Make Sure It’s Worth the Price
The great majority of the executives we studied seemed content with the career success they attained. In an almost humorous way, some of our minority executives said they were surprised at it and happy. But their achievements came with a price.
Many were on their second marriages. None blamed the divorces on their employers. Instead, they placed it on themselves and their relationships. For some, work served as a refuge from troubled relationships. Regardless of the reasons for the breakups, it’s clear that they paid a price: long hours at the office, incomplete or non-existent home lives, frequent moves.
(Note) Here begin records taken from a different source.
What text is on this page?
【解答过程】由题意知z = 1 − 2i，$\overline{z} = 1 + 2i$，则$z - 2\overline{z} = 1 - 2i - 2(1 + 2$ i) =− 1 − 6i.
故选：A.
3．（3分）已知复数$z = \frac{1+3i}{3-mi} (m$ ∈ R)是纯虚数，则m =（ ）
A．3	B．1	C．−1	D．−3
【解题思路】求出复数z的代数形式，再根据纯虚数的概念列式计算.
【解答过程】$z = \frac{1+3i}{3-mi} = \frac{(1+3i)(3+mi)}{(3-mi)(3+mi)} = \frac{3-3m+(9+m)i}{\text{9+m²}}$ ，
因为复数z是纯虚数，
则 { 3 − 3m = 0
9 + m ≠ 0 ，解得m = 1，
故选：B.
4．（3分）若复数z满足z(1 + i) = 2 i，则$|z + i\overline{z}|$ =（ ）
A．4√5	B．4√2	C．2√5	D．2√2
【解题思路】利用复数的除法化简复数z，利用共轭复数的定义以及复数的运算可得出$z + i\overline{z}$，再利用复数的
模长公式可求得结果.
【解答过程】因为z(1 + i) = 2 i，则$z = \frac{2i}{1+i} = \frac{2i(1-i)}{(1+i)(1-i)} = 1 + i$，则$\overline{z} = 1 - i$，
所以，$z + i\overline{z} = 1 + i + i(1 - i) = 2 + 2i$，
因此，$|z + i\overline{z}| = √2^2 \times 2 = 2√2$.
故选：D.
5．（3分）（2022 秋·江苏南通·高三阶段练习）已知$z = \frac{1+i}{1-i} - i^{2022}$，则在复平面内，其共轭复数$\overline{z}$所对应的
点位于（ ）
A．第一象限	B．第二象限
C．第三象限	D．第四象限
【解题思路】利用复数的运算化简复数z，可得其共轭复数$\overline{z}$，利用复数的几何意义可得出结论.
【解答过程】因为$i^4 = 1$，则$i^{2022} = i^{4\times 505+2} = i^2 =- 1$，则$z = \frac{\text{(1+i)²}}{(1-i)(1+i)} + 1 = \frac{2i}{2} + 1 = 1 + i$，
The most frequently mentioned work-related impact was time away from their children. Some of the women were single parents. All struggled to strike some sort of balance between work and family life. Even now that they made it to the executive level, there’s little sign of the pressure letting up. In the end, many are called but few are chosen to lead corporations. Getting on that path means sacrifice. Understand that there’s a price to be paid.
Minority executives also face the additional scrutiny and demands that race imposes. The language that surrounds promotions of minorities sometimes hints that their elevation is a publicity stunt. Then there are the expectations of other people of color, made even more complicated by the recognition that the struggle for equality has benefited too few. While there are executives who consciously balance work and family, they’re rare among all races. If you want to play in the main tournament, you need to ask yourself if it’s worth it and under what terms. This is especially important because, even without race as a factor, the odds of making it are always slim.
Factor in race and they get slimmer.